3969/J XXI.GP

Eingelangt am: 10.06.2002

ANFRAGE

der Abgeordneten Glawischnig, Freundinnen und Freunde
an den Bundesminister für Wirtschaft & Arbeit
betreffend emissionsseitige Luftreinhaltungsvorschriften

1.     Umsetzung der Großfeuerungsanlagen-RL im Luftreinhaltegesetz für
Kesselanlagen (LRG-K)

Die Großfeuerungsanlagen-RL (2001/80/EG) vom 23. Oktober 2001 legt für
Neuanlagen und für bestehende Anlagen Emissionsgrenzwerte fest.
Erwägungsgrund 8 führt dazu aus: “Die Einhaltung der Emissionsgrenzwerte der
vorliegenden Richtlinie sollte als notwendige, nicht aber als hinreichende Bedingung
für die Einhaltung der Richtlinie 96/61/EG in Bezug auf den Einsatz der besten
verfügbaren Techniken angesehen werden. Ihre Einhaltung kann strengere
Emissionsgrenzwerte, Emissionsgrenzwerte für andere Stoffe und andere Medien
sowie weitere geeignete Maßnahmen erforderlich machen."

Die Großfeuerungsanlagen-RL II vom 23. Oktober 2001 ersetzt die RL 88/609/EG,
aus der sich auch bereits Umsetzungspflichten für Österreich ergeben haben. Das
österreichische LRG-K aus dem Jahre 1988 hat die Emissionsgrenzwerte für
Altanlagen in einer Anlage zum Gesetz festgelegt resp. eingefroren und steht daher
im Widerspruch zur Großfeuerungsanlagen-RL und zur IPPC-RL. Dies ist auch in
den Schlussfolgerungen des Berichtes des Bundesministers für wirtschaftliche
Angelegenheiten an den Nationalrat gemäß § 13 des Luftreinhaltegesetzes vom
Februar 1999 festgehalten: “Die Grenzwerte für Altanlagen sind sozusagen
“eingefroren" und entsprechen daher nicht mehr dem Stand der Technik." Weiters
führt der Bundesminister für wirtschaftliche Angelegenheiten in den
Schlussfolgerungen zum genannten Bericht aus: “Aus heutiger Sicht wären auch die
Begrenzung weiterer Schadstoffe und Regelungen für weitere Sonderbrennstoffe
wünschenswert. (...) Weitere Anpassungsschritte für Altanlagen werden auch
aufgrund von EU-Richtlinien erforderlich sein." Durch die Säumigkeit in der
Novellierung des LRG-K und der Durchführungsverordnung werden wichtige
Luftreinhaltemaßnahmen betreffend Dampfkesselanlagen der Elektrizitätswirtschaft
und der Industrie in Österreich auch wider das EU-Recht nicht in die Wege geleitet,
was bereits Gegenstand eines Vertragsverletzungsverfahren ist.

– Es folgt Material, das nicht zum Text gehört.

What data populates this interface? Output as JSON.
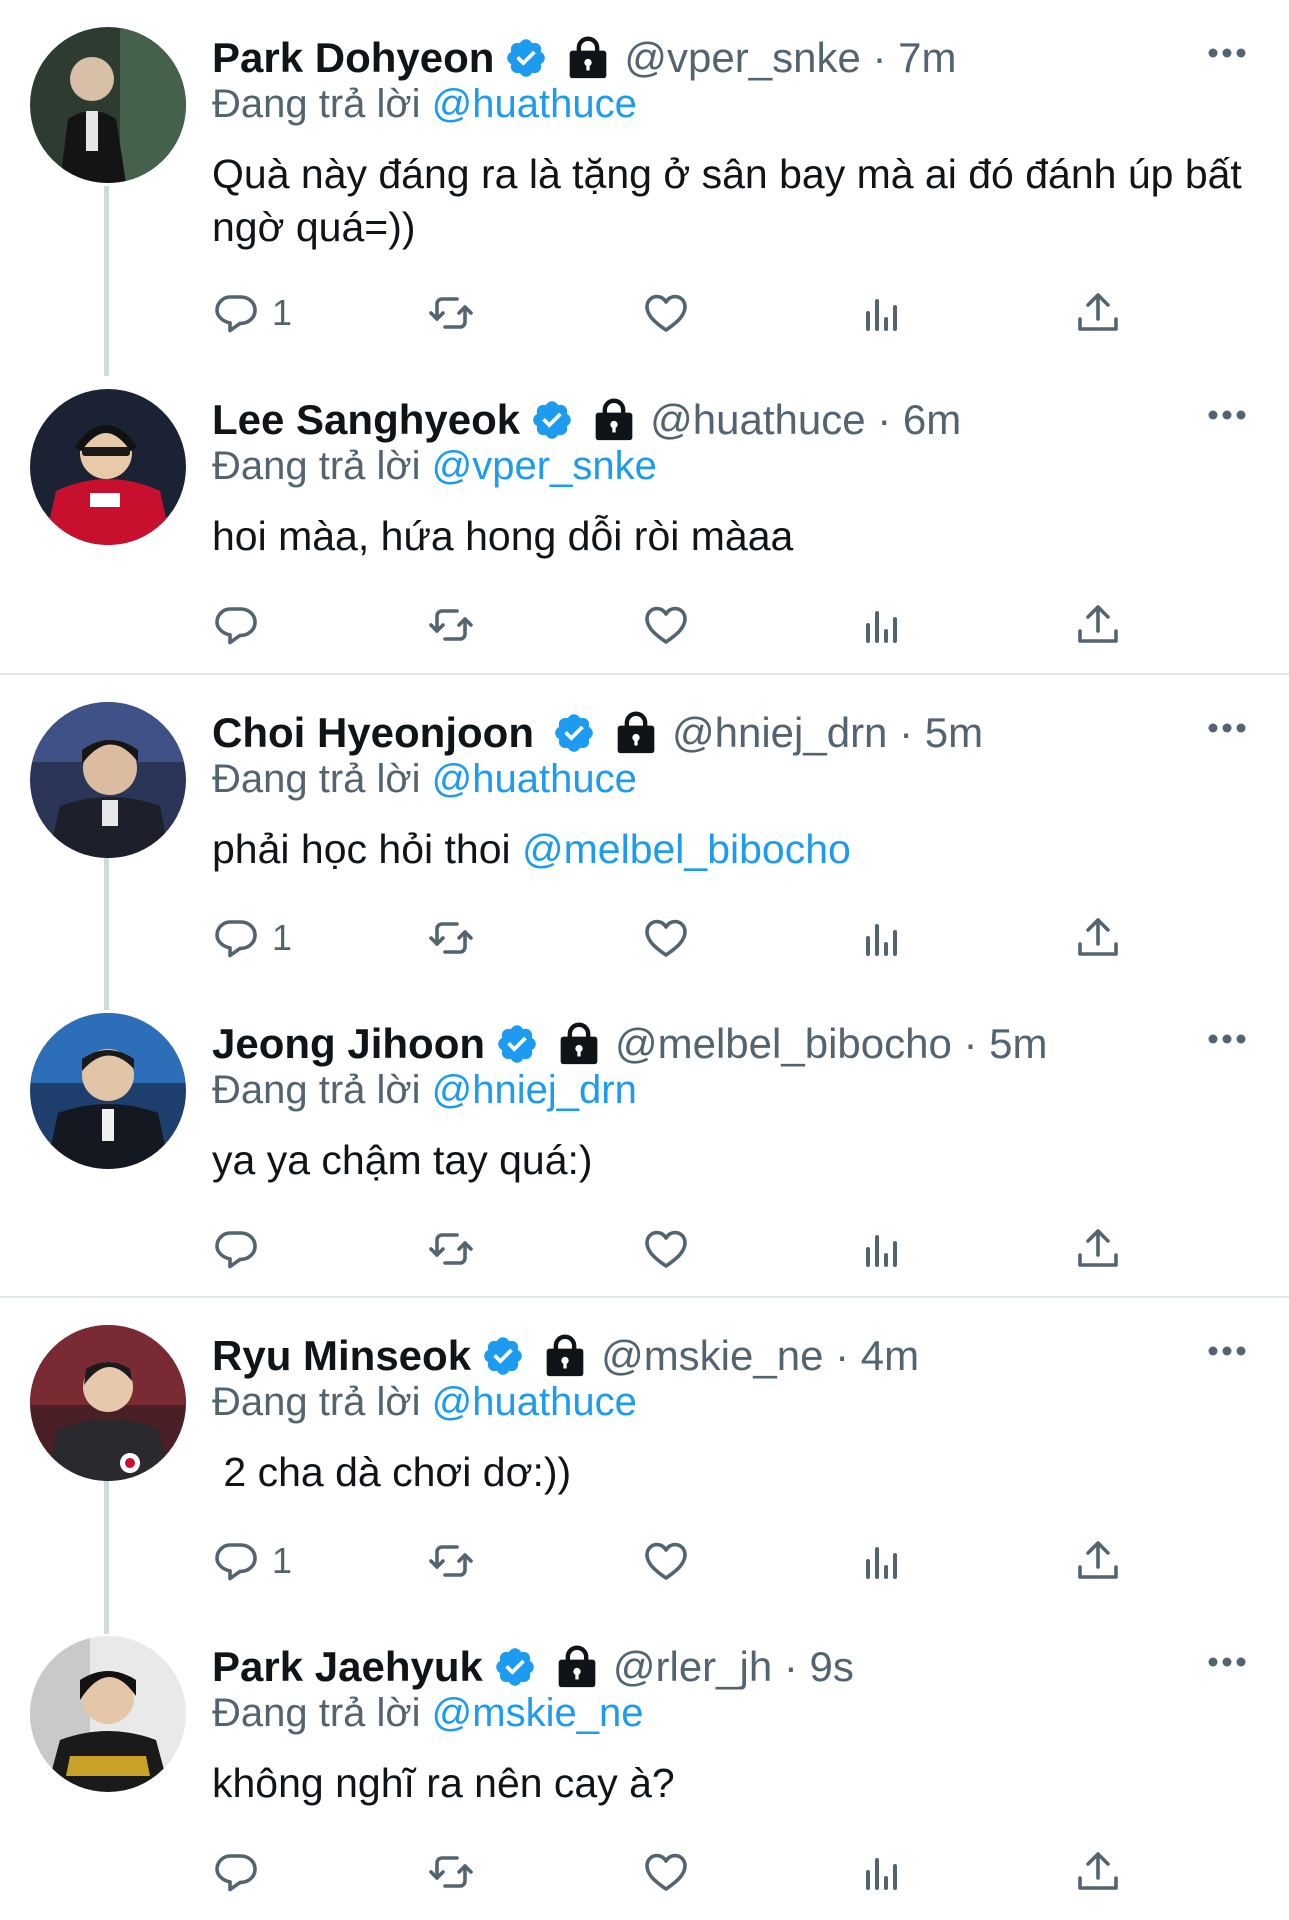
{
  "reply_prefix": "Đang trả lời",
  "tweets": [
    {
      "name": "Park Dohyeon",
      "handle": "@vper_snke",
      "time": "7m",
      "handle_time": "@vper_snke · 7m",
      "replying_to": "@huathuce",
      "text": "Quà này đáng ra là tặng ở sân bay mà ai đó đánh úp bất ngờ quá=))",
      "reply_count": "1"
    },
    {
      "name": "Lee Sanghyeok",
      "handle": "@huathuce",
      "time": "6m",
      "handle_time": "@huathuce · 6m",
      "replying_to": "@vper_snke",
      "text": "hoi màa, hứa hong dỗi ròi màaa",
      "reply_count": ""
    },
    {
      "name": "Choi Hyeonjoon",
      "handle": "@hniej_drn",
      "time": "5m",
      "handle_time": "@hniej_drn · 5m",
      "replying_to": "@huathuce",
      "text_before": "phải học hỏi thoi ",
      "text_mention": "@melbel_bibocho",
      "reply_count": "1"
    },
    {
      "name": "Jeong Jihoon",
      "handle": "@melbel_bibocho",
      "time": "5m",
      "handle_time": "@melbel_bibocho · 5m",
      "replying_to": "@hniej_drn",
      "text": "ya ya chậm tay quá:)",
      "reply_count": ""
    },
    {
      "name": "Ryu Minseok",
      "handle": "@mskie_ne",
      "time": "4m",
      "handle_time": "@mskie_ne · 4m",
      "replying_to": "@huathuce",
      "text": " 2 cha dà chơi dơ:))",
      "reply_count": "1"
    },
    {
      "name": "Park Jaehyuk",
      "handle": "@rler_jh",
      "time": "9s",
      "handle_time": "@rler_jh · 9s",
      "replying_to": "@mskie_ne",
      "text": "không nghĩ ra nên cay à?",
      "reply_count": ""
    }
  ],
  "colors": {
    "accent": "#1d9bf0",
    "muted": "#536471",
    "thread_line": "#cfd9de",
    "separator": "#e1e6ea"
  },
  "icons": [
    "reply-icon",
    "retweet-icon",
    "like-icon",
    "views-icon",
    "share-icon",
    "more-icon",
    "verified-icon",
    "lock-icon"
  ]
}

2.      Novellierung der § 82 GewO-VO nach dem Beispiel der neuen TA-Luft

Die deutsche TA-Luft legt unter anderem zum Schutz der Umwelt
Emissionsgrenzwerte für Betriebsanlagen fest. Am 26. April 2002 beschloss der
deutsche Bundesrat die Novellierung der Technischen Anleitung zur Reinhaltung der
Luft. Als Gründe für diese Erneuerung der alten TA-Luft aus dem Jahre 1986 werden
die verschärften Grenzwerte in den Richtlinien der EU, neue wissenschaftliche und
technische Erkenntnisse1 sowie die Beachtung des integrativen Ansatzes des
Umweltschutzes auf genereller Ebene2 angeführt. Eine Allgemeine
Verwaltungsvorschrift habe gegenüber einer Einzelfallentscheidung insbesondere
folgende Vorteile:

•       eine größere Rechtssicherheit durch Vorhersehbarkeit der Anforderungen,

•       die Gleichbehandlung von Anlagenbetreibern und Nachbarn,

•       eine Entlastung von Genehmigungsverfahren, weil die Behörde nicht selbst
Beurteilungsmaßstäbe entwickeln muss.

Der TA-Luft kommt insbesondere hinsichtlich der Altanlagen eine besondere
Bedeutung zu. Denn gerade bei Eingriff in bestehende Rechte, wie es eine
Sanierungsanordnung darstellt, trägt die gute wissenschaftliche Aufbereitung und
Gleichbehandlung aller Anlagenbetreiber zur Akzeptanz und damit Durchsetzung
des neuen Luftreinhaltestandards wesentlich bei. Österreich hat keine
vergleichsweise Norm, obwohl § 82 Gewerbeordnung den Bundesminister für
Wirtschaft und Arbeit zu emissionseitigen Maßnahmen ermächtigt.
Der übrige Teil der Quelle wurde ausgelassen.